- Lescheret Location in Belgium
- Coordinates: 49°52′36″N 5°34′06″E﻿ / ﻿49.8766995°N 5.5683°E
- Country: Belgium
- Region: Wallonia
- Province: Luxembourg
- Municipality: Vaux-sur-Sûre
- Time zone: CET

= Lescheret =

Village in Belgium

Lescheret is a village in the Belgian province of Luxembourg. It is located in Juseret, a borough of Vaux-sur-Sûre. The village center is located over a kilometer east of the village center of Juseret.

== Location ==
This Ardennes village is situated in the southern part of the new municipality of Vaux-sur-Sûre, between the localities of Juseret and Chêne, the latter village belonging to the municipality of Léglise. It is located at the source of the small Lescheret stream, a tributary of the Géronne. The valley of this stream is considered a site of great biological interest.

== Heritage ==
- The Saint-Roch Chapel was constructed around 1880 in a neo-Romanesque style. It replaced the earlier church built in 1664 when the inhabitants of the village of Mageriol, decimated by the plague, set fire to the village and settled on the other side of the hill at Lescheret. Some of the furniture (including a reredos with niches and angelic heads) dates back to the time of this first building and comes from the old church of Mageriol.
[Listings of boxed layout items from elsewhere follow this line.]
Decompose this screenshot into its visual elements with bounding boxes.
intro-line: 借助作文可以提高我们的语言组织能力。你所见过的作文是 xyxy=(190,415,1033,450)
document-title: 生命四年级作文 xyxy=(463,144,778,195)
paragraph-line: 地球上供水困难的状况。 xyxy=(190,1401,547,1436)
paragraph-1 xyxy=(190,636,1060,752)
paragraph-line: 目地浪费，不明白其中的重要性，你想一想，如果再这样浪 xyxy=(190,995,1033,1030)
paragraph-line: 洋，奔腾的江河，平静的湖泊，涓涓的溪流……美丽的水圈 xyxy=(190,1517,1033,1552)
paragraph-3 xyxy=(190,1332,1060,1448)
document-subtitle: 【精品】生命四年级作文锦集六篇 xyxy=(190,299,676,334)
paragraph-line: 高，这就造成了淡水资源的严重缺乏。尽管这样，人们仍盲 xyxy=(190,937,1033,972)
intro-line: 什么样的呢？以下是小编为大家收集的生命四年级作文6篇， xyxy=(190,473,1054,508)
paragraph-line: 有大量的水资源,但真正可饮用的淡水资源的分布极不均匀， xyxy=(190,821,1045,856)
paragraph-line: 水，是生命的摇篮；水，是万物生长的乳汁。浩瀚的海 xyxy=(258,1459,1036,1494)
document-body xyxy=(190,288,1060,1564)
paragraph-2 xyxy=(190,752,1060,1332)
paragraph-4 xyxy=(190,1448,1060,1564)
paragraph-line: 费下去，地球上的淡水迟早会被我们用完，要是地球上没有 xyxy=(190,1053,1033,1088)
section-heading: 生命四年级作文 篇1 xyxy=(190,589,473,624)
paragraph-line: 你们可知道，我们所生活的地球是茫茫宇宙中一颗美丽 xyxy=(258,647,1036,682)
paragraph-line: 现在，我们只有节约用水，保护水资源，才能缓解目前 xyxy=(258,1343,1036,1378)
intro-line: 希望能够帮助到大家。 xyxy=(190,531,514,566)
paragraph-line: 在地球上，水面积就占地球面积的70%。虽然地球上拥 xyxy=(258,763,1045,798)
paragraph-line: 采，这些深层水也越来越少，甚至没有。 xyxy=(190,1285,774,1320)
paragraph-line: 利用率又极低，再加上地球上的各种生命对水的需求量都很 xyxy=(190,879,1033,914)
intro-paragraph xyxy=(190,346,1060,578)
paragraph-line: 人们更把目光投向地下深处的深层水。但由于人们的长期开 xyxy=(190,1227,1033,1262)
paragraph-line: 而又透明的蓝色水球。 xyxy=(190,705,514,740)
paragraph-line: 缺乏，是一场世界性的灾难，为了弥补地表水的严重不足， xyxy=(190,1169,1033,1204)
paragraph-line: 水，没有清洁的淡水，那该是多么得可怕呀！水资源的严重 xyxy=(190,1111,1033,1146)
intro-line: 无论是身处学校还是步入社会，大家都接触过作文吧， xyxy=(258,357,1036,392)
Unfortunately, ancient statues of Saint Roch and Saint Sebastian from that time were stolen at the end of the 20th century. The chapel has a single nave with three bays and a semi-circular apse. The facade, tower, and roof are covered with slate, and the spire has an octagonal shape with a square base.
- Two other small chapels are listed in the village.

== Tourism ==
- Lescheret has a small campsite and a singing restaurant.

== Notable Personality from the Village ==
Arnaud De Lie, a cyclist born in 2002, lives in a farm in the village. He is nicknamed the "Bull of Lescheret".